Burada da, “deniz yolu” ile gitmek “arzu”sunda (!) olan İzmirli Rum ve Ermenilerin Yunanistan’a “zorla” gitmelerine “müsaade” edilmekte;  “arzu etmeyenler” Anadolu içlerinde toplama kamplarına gönderilmekle tehdit edilmektedir.

Bu iki bildiriden, Ortodoks Hıristiyan İzmirlileri “zorla yerinden etme” dışında bir anlam çıkar mı? Başka anlam çıkmaz, ama, “İzmir’in kurtuluşu”nun deniz ile ilişkisinin ne olduğu açıkça ortaya çıkar: İzmir’den “denize dökülen”ler  ve “deniz yoluyla” kovulanlar Yunan askeri kuvvetleri değil, Osmanlı vatandaşlarıdır. Kordon’a ve Liman’a yığılan çoluk, çocuk, yaşlı ve kadınların  çok büyük bir kalabalık oluşturduğu ve “deniz dökülenler” olduğu o günlerin acı fotoğraflarında açıkça görülür.

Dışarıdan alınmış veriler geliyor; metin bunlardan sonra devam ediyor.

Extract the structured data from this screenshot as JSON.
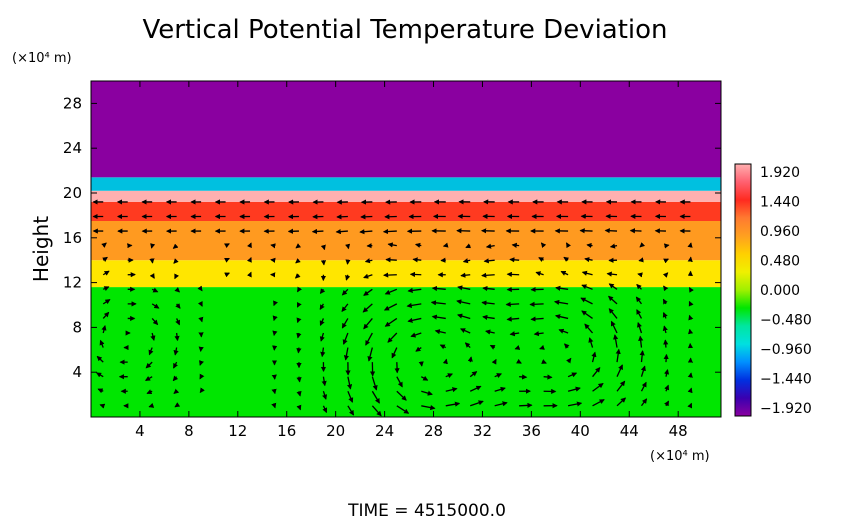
{
  "chart_data": {
    "type": "heatmap",
    "title": "Vertical Potential Temperature Deviation",
    "ylabel": "Height",
    "y_unit": "(×10⁴ m)",
    "x_unit": "(×10⁴ m)",
    "xlim": [
      0,
      51.5
    ],
    "ylim": [
      0,
      30
    ],
    "x_ticks": [
      4,
      8,
      12,
      16,
      20,
      24,
      28,
      32,
      36,
      40,
      44,
      48
    ],
    "y_ticks": [
      4,
      8,
      12,
      16,
      20,
      24,
      28
    ],
    "x_tick_labels": [
      "4",
      "8",
      "12",
      "16",
      "20",
      "24",
      "28",
      "32",
      "36",
      "40",
      "44",
      "48"
    ],
    "y_tick_labels": [
      "4",
      "8",
      "12",
      "16",
      "20",
      "24",
      "28"
    ],
    "colorbar": {
      "labels": [
        "1.920",
        "1.440",
        "0.960",
        "0.480",
        "0.000",
        "−0.480",
        "−0.960",
        "−1.440",
        "−1.920"
      ],
      "min": -1.92,
      "max": 1.92,
      "colors": [
        "#8a00a0",
        "#3a00b0",
        "#0030e0",
        "#0090ff",
        "#00e0e0",
        "#00e6a0",
        "#00e600",
        "#a0f000",
        "#f0f000",
        "#ffd000",
        "#ffa020",
        "#ff7a30",
        "#ff2a20",
        "#ff6070",
        "#ffb0b0"
      ]
    },
    "layers": [
      {
        "y0": 0,
        "y1": 11.6,
        "value": 0.0,
        "color": "#00e600"
      },
      {
        "y0": 11.6,
        "y1": 14.0,
        "value": 0.96,
        "color": "#ffe600"
      },
      {
        "y0": 14.0,
        "y1": 17.5,
        "value": 1.2,
        "color": "#ff9a20"
      },
      {
        "y0": 17.5,
        "y1": 19.2,
        "value": 1.6,
        "color": "#ff3a20"
      },
      {
        "y0": 19.2,
        "y1": 20.2,
        "value": 1.92,
        "color": "#ffb0b0"
      },
      {
        "y0": 20.2,
        "y1": 21.4,
        "value": -1.0,
        "color": "#00c0e0"
      },
      {
        "y0": 21.4,
        "y1": 30,
        "value": -1.92,
        "color": "#8a00a0"
      }
    ],
    "vortices": [
      {
        "cx": 27.5,
        "cy": 5,
        "r": 5,
        "dir": 1
      },
      {
        "cx": 39,
        "cy": 5.5,
        "r": 4.5,
        "dir": 1
      },
      {
        "cx": 3,
        "cy": 7,
        "r": 3,
        "dir": -1
      }
    ],
    "time_label": "TIME = 4515000.0"
  }
}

Açıktır ki, 9 Eylül 1922 ve izleyen günlerde bir “kurtuluş” vardır. Ancak kurtulan ne şehirdir, ne de şehirlilerdir. Hayatta kalabilen Osmanlı vatandaşı İzmirli Hıristiyan ahali için de “kurtuluş”tan söz edilemez, çünkü İzmir’i “terk et” denilmiştir. İşte “kurtuluş” bu son “terk et” kelimesinde saklıdır.  1914 Rum tehciri ve 1915 Ermeni soykırımından beri İzmir’de bir türlü tamamlanamayan bir “iş” büyük ölçüde “başarılmış”tır. Bu ekonomik boyutu da olan bir başarıdır: Zorla gönderilenlerden geriye, “terkedilmiş” ve yanmamış olarak “12278 hane, 2831 mağaza, 89 fabrika…” kalmıştır. Bir de “yangın yeri” arsaları… Kutlanan belki de bu “başarı”dır.

Allahaısmarladık!

Şu da yıllanmış bir kalıptır: Onlar, yani İzmirli Hıristiyanlar, düşmanla işbirliği eden “hain”ler oldukları için kaçtılar! Her yaştan bütün bir şehir ve bölge halkı  “hain” olabilir mi? “Toptan suçlu” ilân edilebilir mi?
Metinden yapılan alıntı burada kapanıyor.